Find equilibrium points given 2 differential equation

[fireychariot]

Homework Statement

\dot{x} = -pxy + qx, \dot{y} = rxy - sy

where p,q,r and s are positive constants (p does not equal r)

Question is : Determine all the equilibrium points for the system of differential equations given above, expressing your answers in terms of p,q,r and s

The Attempt at a Solution

I do know one point is (0,0) however am stuck in finding out the others. I factorise them to get

x(-py + q) = 0
y(xr - s) = 0

Any hints will be much appreciated

 

[HallsofIvy]

Homework Statement

\dot{x} = -pxy + qx, \dot{y} = rxy - sy

where p,q,r and s are positive constants (p does not equal r)

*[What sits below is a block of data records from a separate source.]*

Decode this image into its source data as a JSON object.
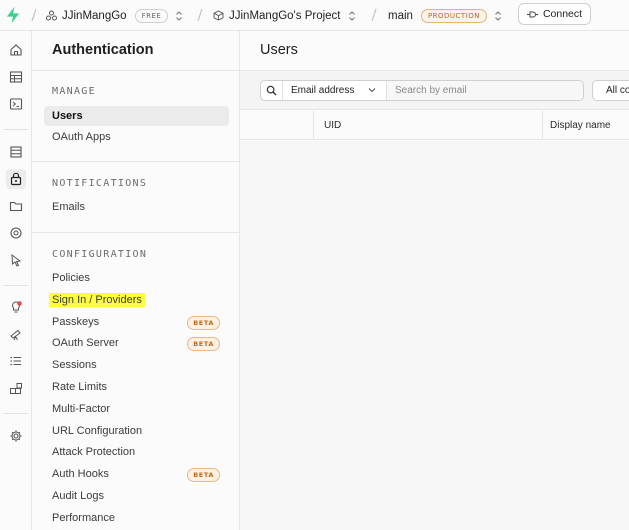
{
  "topbar": {
    "org_name": "JJinMangGo",
    "org_plan": "FREE",
    "project_name": "JJinMangGo's Project",
    "branch_name": "main",
    "branch_env": "PRODUCTION",
    "connect_label": "Connect"
  },
  "rail": {
    "icons": [
      "home-icon",
      "table-editor-icon",
      "sql-editor-icon",
      "database-icon",
      "authentication-icon",
      "storage-icon",
      "realtime-icon",
      "edge-functions-icon",
      "advisors-icon",
      "reports-icon",
      "logs-icon",
      "integrations-icon",
      "settings-icon"
    ],
    "active": "authentication-icon"
  },
  "sidebar": {
    "title": "Authentication",
    "sections": [
      {
        "label": "MANAGE",
        "items": [
          {
            "label": "Users",
            "active": true
          },
          {
            "label": "OAuth Apps"
          }
        ]
      },
      {
        "label": "NOTIFICATIONS",
        "items": [
          {
            "label": "Emails"
          }
        ]
      },
      {
        "label": "CONFIGURATION",
        "items": [
          {
            "label": "Policies"
          },
          {
            "label": "Sign In / Providers",
            "highlighted": true
          },
          {
            "label": "Passkeys",
            "badge": "BETA"
          },
          {
            "label": "OAuth Server",
            "badge": "BETA"
          },
          {
            "label": "Sessions"
          },
          {
            "label": "Rate Limits"
          },
          {
            "label": "Multi-Factor"
          },
          {
            "label": "URL Configuration"
          },
          {
            "label": "Attack Protection"
          },
          {
            "label": "Auth Hooks",
            "badge": "BETA"
          },
          {
            "label": "Audit Logs"
          },
          {
            "label": "Performance"
          }
        ]
      }
    ]
  },
  "main": {
    "title": "Users",
    "search": {
      "field_selector": "Email address",
      "placeholder": "Search by email",
      "filter_label": "All co"
    },
    "table": {
      "columns": [
        "UID",
        "Display name"
      ]
    }
  },
  "colors": {
    "brand": "#3ecf8e",
    "highlight": "#ffff3d",
    "beta_badge": "#c06a1c"
  }
}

Question is : Determine all the equilibrium points for the system of differential equations given above, expressing your answers in terms of p,q,r and s

The Attempt at a Solution

I do know one point is (0,0) however am stuck in finding out the others. I factorise them to get

x(-py + q) = 0
y(xr - s) = 0

Okay, and then what? If you are taking a differential equations course, we should be able to assume that you can do basic algebra. You should know "if ab= 0 then either a= 0 or b= 0."

Any hints will be much appreciated

 

[fireychariot]

-py+q=0 so do I say y = p/q how do I find the x coordinate from that? Is that when x =0 or do I substitute it into my second equation?

 

[fireychariot]

-py+q=0 so do I say y = p/q how do I find the x coordinate from that? Is that when x =0 or do I substitute it into my second equation?

I mean y = q/p sorry. What's confusing is the fact that it is variables as the constants instead of numbers so any more hints would be grateful.

 

[HallsofIvy]

?? Constants are numbers.

Your two equations are
x(-py + q) = 0
y(xr - s) = 0

clearly, (0, 0) is a root. In fact if y= 0, -py+q is not 0 (unless q happens to be 0 which I am assuming is not true) so we must have x= 0 also.

If y is NOT 0 then we must have xr- s= 0 so that x= s/r. Putting that into the first equation gives s/r(-py+ q)= 0 so that y= q/p. (s/r, q/p) is also an equilibrium point.

If x is not 0 we can do the same thing but get the same point again.